Here, the Medical Board's determination was
based on "some credible evidence" and was not arbitrary or capricious.
The Appellate Division faulted the Medical Board for "solely" describing
respondent's condition in terms of her subjective complaints of pain, for
basing its determination on "questionable clinical evidence garnered from
its own examination" and for ignoring the "conclusive proof" of disability
provided by the results of the MRI scan -- all of which the court deemed
"irrational." Such a view of the record was erroneous.

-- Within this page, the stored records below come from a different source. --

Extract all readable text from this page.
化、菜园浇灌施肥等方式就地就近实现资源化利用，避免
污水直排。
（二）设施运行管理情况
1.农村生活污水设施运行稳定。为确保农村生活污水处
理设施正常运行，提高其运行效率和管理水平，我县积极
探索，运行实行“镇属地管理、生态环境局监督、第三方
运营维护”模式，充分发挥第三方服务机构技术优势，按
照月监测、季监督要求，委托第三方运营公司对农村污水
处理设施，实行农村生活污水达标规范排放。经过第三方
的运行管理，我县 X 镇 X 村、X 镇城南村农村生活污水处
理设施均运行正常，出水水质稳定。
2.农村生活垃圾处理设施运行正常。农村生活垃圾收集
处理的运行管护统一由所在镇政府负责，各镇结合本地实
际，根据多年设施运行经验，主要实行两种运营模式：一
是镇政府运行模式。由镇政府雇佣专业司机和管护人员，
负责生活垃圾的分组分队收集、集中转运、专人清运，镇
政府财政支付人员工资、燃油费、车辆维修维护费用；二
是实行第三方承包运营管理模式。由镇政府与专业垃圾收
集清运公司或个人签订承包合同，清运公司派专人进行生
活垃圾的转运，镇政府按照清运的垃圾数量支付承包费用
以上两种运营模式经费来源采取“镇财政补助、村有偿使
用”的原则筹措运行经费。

Although the Medical Board did consider respondent's
subjective complaints of pain when determining disability, the record makes
clear that it went beyond them. As the Medical Board found, the medical
evidence submitted by respondent -- including the MRI -- was not dispositive
on the issue of disability but was subject to conflicting interpretations.
The
Board alone had the authority to resolve such conflicts (see, Matter
of Tobin v Steisel, supra, at 258-59; Matter of Cassidy v Ward, 169 AD2d
482, 483). In each of its two final reports submitted to the Board
of Trustees, the Medical Board detailed what medical proof had been considered,
specified the nature of respondent's complaints and outlined the results
of
its physical examinations of respondent, concluding that respondent's
physical condition was not disabling for duty.
In the end, the Appellate Division here did
what it should not do: "substitute * * * [its] own judgment for that of
the Medical Board" (Matter of Santoro v Board of Trustees, 217 AD2d 660,
660-61, citing Matter of Brady v City of New York, 22 NY2d 601; Matter
of Appleby v Herkommer, 165 AD2d 727). Thus, the court erred in overturning
the Medical Board's
finding regarding disability, and additionally erred in granting an
accident disability pension, which is dependent on a finding of causation
as well as disability.
Accordingly, the order of the Appellate Division
should be reversed, with costs, and respondent's article 78 petition dismissed.
* * * * * * * * * * * * * * * * *
Order reversed, with costs, and petition dismissed. Opinion by Chief Judge Kaye. Judges Simons, Titone, Bellacosa, Smith, Levine and Ciparick concur.